California’s budget outlook is further clouded by a tax deadline delay implemented following January’s Los Angeles wildfires, which obscured revenue trends. The full cost of the disaster still remains uncertain, with recovery efforts hinging on pending decisions by state lawmakers and federal officials over cost-sharing and aid.

California’s revised budget plan includes cost-cutting measures totaling $5 billion in 2025-26, projected to reach $14.8 billion by 2028-29. Major reductions target additional changes to the state’s Medi-Cal program, including an elimination of long-term care benefits for certain individuals, and reinstating premiums and asset test limits. Cuts also extend to reduced support for specialty drug coverage for weight-loss drugs and in-home care services.

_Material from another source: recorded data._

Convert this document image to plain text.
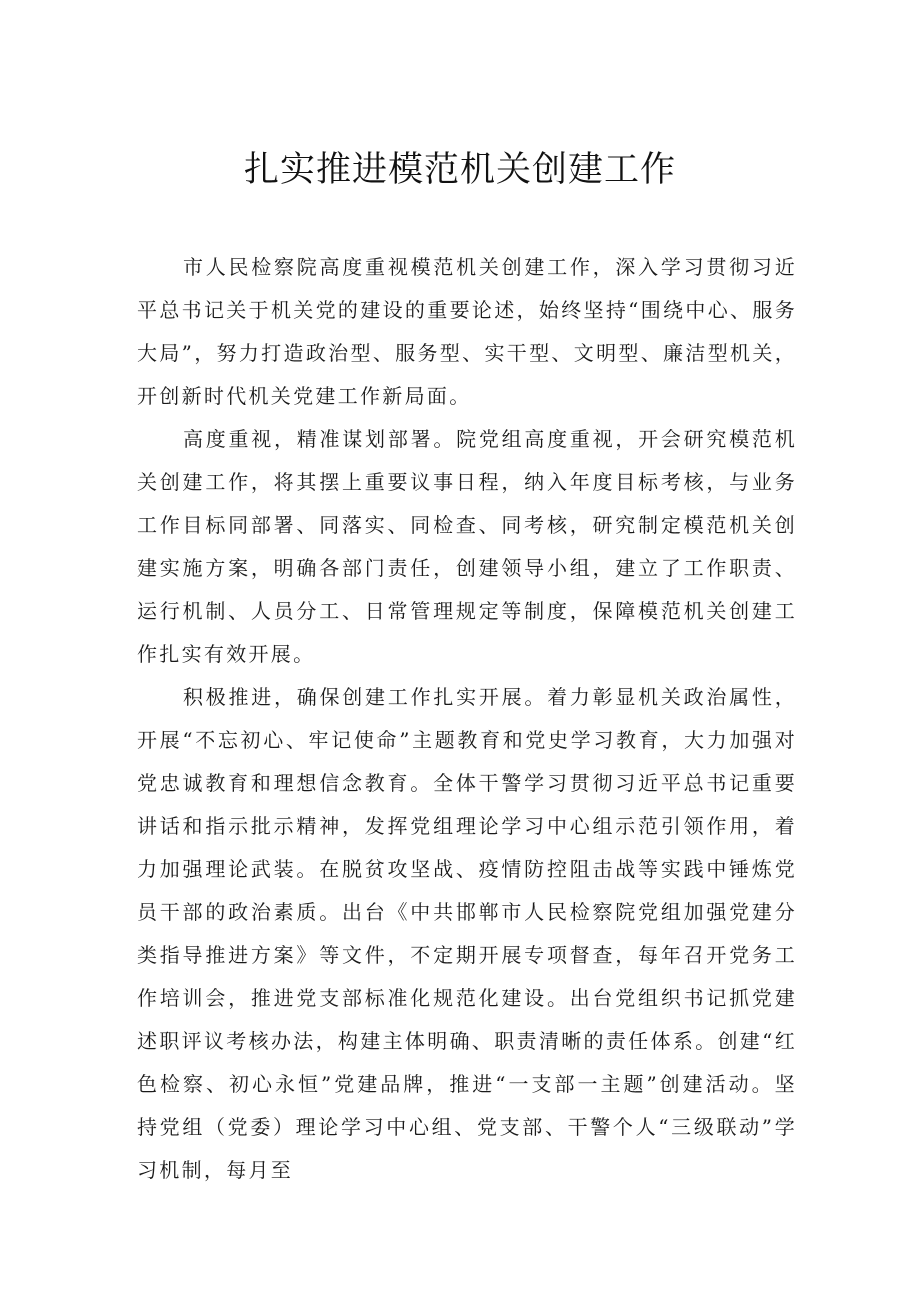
扎实推进模范机关创建工作

市人民检察院高度重视模范机关创建工作，深入学习贯彻习近平总书记关于机关党的建设的重要论述，始终坚持“围绕中心、服务大局”，努力打造政治型、服务型、实干型、文明型、廉洁型机关，开创新时代机关党建工作新局面。

高度重视，精准谋划部署。院党组高度重视，开会研究模范机关创建工作，将其摆上重要议事日程，纳入年度目标考核，与业务工作目标同部署、同落实、同检查、同考核，研究制定模范机关创建实施方案，明确各部门责任，创建领导小组，建立了工作职责、运行机制、人员分工、日常管理规定等制度，保障模范机关创建工作扎实有效开展。

积极推进，确保创建工作扎实开展。着力彰显机关政治属性，开展“不忘初心、牢记使命”主题教育和党史学习教育，大力加强对党忠诚教育和理想信念教育。全体干警学习贯彻习近平总书记重要讲话和指示批示精神，发挥党组理论学习中心组示范引领作用，着力加强理论武装。在脱贫攻坚战、疫情防控阻击战等实践中锤炼党员干部的政治素质。出台《中共邯郸市人民检察院党组加强党建分类指导推进方案》等文件，不定期开展专项督查，每年召开党务工作培训会，推进党支部标准化规范化建设。出台党组织书记抓党建述职评议考核办法，构建主体明确、职责清晰的责任体系。创建“红色检察、初心永恒”党建品牌，推进“一支部一主题”创建活动。坚持党组（党委）理论学习中心组、党支部、干警个人“三级联动”学习机制，每月至
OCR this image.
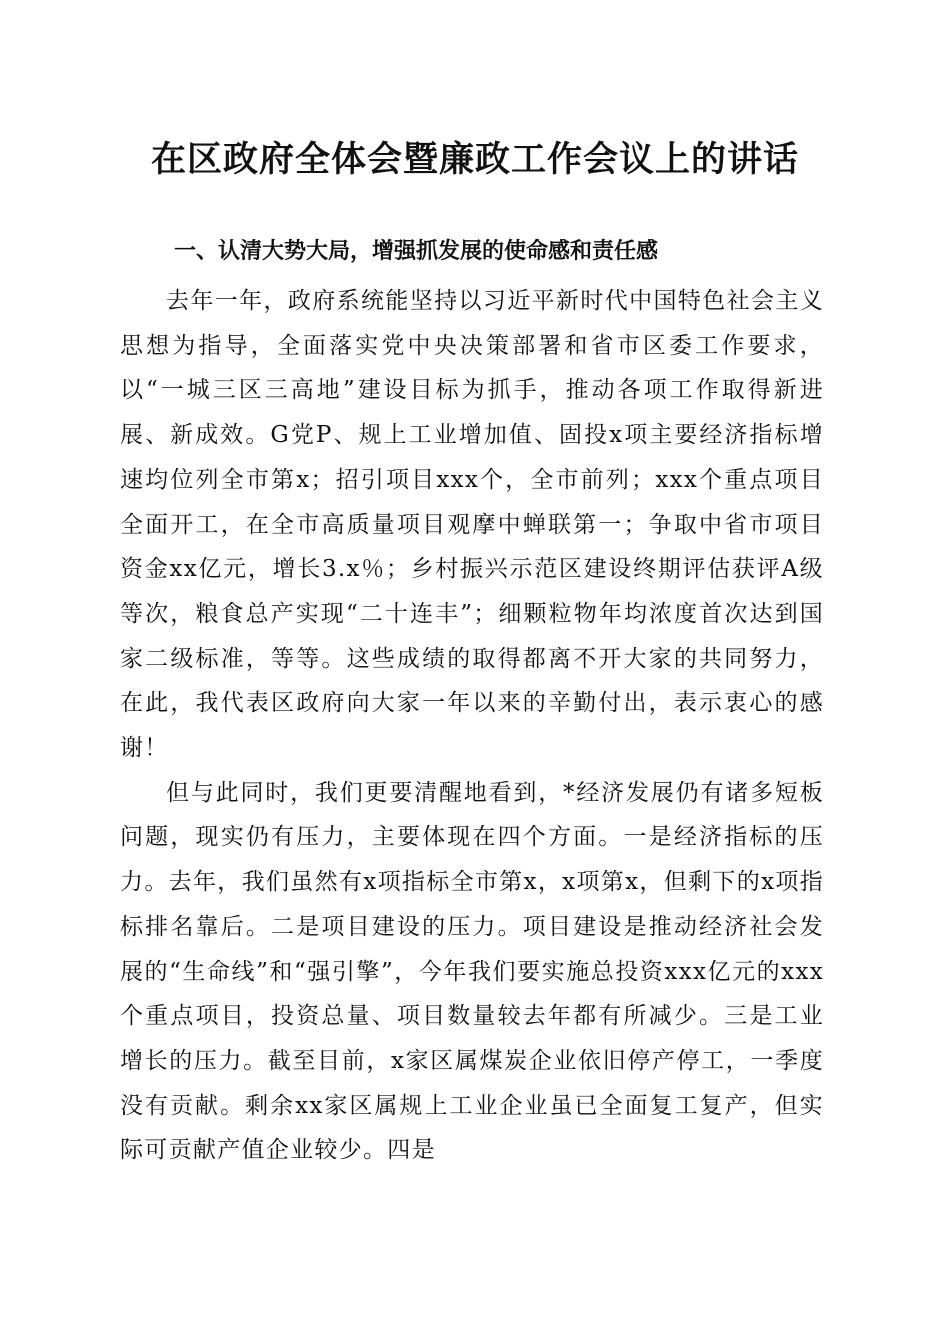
在区政府全体会暨廉政工作会议上的讲话
一、认清大势大局，增强抓发展的使命感和责任感

去年一年，政府系统能坚持以习近平新时代中国特色社会主义思想为指导，全面落实党中央决策部署和省市区委工作要求，以“一城三区三高地”建设目标为抓手，推动各项工作取得新进展、新成效。G党P、规上工业增加值、固投x项主要经济指标增速均位列全市第x；招引项目xxx个，全市前列；xxx个重点项目全面开工，在全市高质量项目观摩中蝉联第一；争取中省市项目资金xx亿元，增长3.x％；乡村振兴示范区建设终期评估获评A级等次，粮食总产实现“二十连丰”；细颗粒物年均浓度首次达到国家二级标准，等等。这些成绩的取得都离不开大家的共同努力，在此，我代表区政府向大家一年以来的辛勤付出，表示衷心的感谢！

但与此同时，我们更要清醒地看到，*经济发展仍有诸多短板问题，现实仍有压力，主要体现在四个方面。一是经济指标的压力。去年，我们虽然有x项指标全市第x，x项第x，但剩下的x项指标排名靠后。二是项目建设的压力。项目建设是推动经济社会发展的“生命线”和“强引擎”，今年我们要实施总投资xxx亿元的xxx个重点项目，投资总量、项目数量较去年都有所减少。三是工业增长的压力。截至目前，x家区属煤炭企业依旧停产停工，一季度没有贡献。剩余xx家区属规上工业企业虽已全面复工复产，但实际可贡献产值企业较少。四是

To further address the deficit, the budget outlines $5.3 billion in revenue and borrowing strategies for 2025-26, such as deferring repayments on existing loans and tapping into special funds like those from labor and unfair competition settlements. Additionally, $1.7 billion in fund shifts are proposed. The budget also includes conditional future spending commitments totaling $456.1 million starting in 2027-28, with targeted investments in food assistance and foster care reform.

The budget proposal maintains its planned withdrawal of $7.1 billion from reserves.

Notably absent from the latest budget proposal is a state-funded bailout for Los Angeles. At the request of Mayor Karen Bass, lawmakers asked for $638 million of state funds in March to help Los Angeles safeguard essential services and cover rising liability costs. The city is facing a nearly $1 billion deficit for the next fiscal year as it looks to rebuild after the fires.

The deficit for next fiscal year would have been higher. However, last year’s budget plan outlined $28 billion in solutions for the 2025–26 budget, including $12 billion in spending cuts, $16 billion from other sources like temporary tax increases and a $7 billion withdrawal from the state’s rainy day fund.